Expert Distribution Matching (and curriculums), MEDAL

If we have the backwards policy, we can do more than just reset the environment. We can use it to reset to a place within the expert state distribution $p^*(s)$ , such that the forward policy might be closer to the goal. This helps the forward policy learn!

To do this, we optimize the objective $D(p^*(s) || p^\pi(s))$ where $\pi$ is the backward policy. We can accomplish this through a classifier.

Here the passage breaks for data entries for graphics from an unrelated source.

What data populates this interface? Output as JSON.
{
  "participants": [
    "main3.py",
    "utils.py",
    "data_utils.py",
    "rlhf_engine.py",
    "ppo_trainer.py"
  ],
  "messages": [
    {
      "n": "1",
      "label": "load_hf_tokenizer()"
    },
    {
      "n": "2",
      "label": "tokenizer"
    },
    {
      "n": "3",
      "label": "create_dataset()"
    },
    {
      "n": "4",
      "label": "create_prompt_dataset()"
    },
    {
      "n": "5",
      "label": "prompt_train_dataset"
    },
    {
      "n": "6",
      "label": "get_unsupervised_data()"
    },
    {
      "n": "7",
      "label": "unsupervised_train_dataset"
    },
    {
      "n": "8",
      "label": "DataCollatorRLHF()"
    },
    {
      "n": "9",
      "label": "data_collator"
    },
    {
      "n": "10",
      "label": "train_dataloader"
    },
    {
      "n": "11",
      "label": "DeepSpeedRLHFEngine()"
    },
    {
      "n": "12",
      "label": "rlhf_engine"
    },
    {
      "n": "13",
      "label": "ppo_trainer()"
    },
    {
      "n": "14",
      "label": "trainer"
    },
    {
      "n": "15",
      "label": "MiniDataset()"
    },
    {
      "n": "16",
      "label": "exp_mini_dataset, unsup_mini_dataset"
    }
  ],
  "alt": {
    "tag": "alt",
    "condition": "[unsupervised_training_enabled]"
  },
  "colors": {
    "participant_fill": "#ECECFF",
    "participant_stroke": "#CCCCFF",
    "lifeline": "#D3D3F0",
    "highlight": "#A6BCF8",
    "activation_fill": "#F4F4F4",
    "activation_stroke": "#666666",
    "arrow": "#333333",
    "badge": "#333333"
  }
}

The classifier predicts $C(s) = p(y = 1 | s)$ , where $y$ is the label. It’s either $1$ if it comes from the optimal policy, and $-1$ if it comes from the backward policy. Using bayes rule and the assumption that the dataset is balanced, then we have

C(s) = p(y =1|s) = \frac{p(s|y=1)}{p(s | y = 0) + p(s | y = 1)} = \frac{p^*(s)}{p^*(s) + p^\pi(s)}

And you can actually solve for the ratio

\frac{p^\pi(s)}{p^*(s)} = \frac{1 - C(s)}{C(s)}

Which means that

D_{KL}(p^\pi(s) || p^*(s)) = E_{p^\pi(s)}[\log \frac{p^{\pi}(s)}{p^*(s)}] = E_{p^\pi(s)}[\log \frac{1 - C(s)}{C(s)}]

and this is fully calculable as we have samples from $p^\pi$ and we have the classifier. In essence, to make this closer, we can just use that inner term as a reward augmentation.

Single-life RL

In this case, we care about the cumulative rewards. Therefore, we want to make sure that we don’t get stuck somewhere and don’t recover. To do this, we regularize the agent based on state familiarity, which gives it an incentive to do what it knows.

More concretely, we want to bias towards states seen in prior data. To do this, we train a classifier between prior data and online data. The reward during the single-life RL will be regularized by this classifier:

r = r(s) - \log(1 - C(s))

This is known as the QWALE algorithm.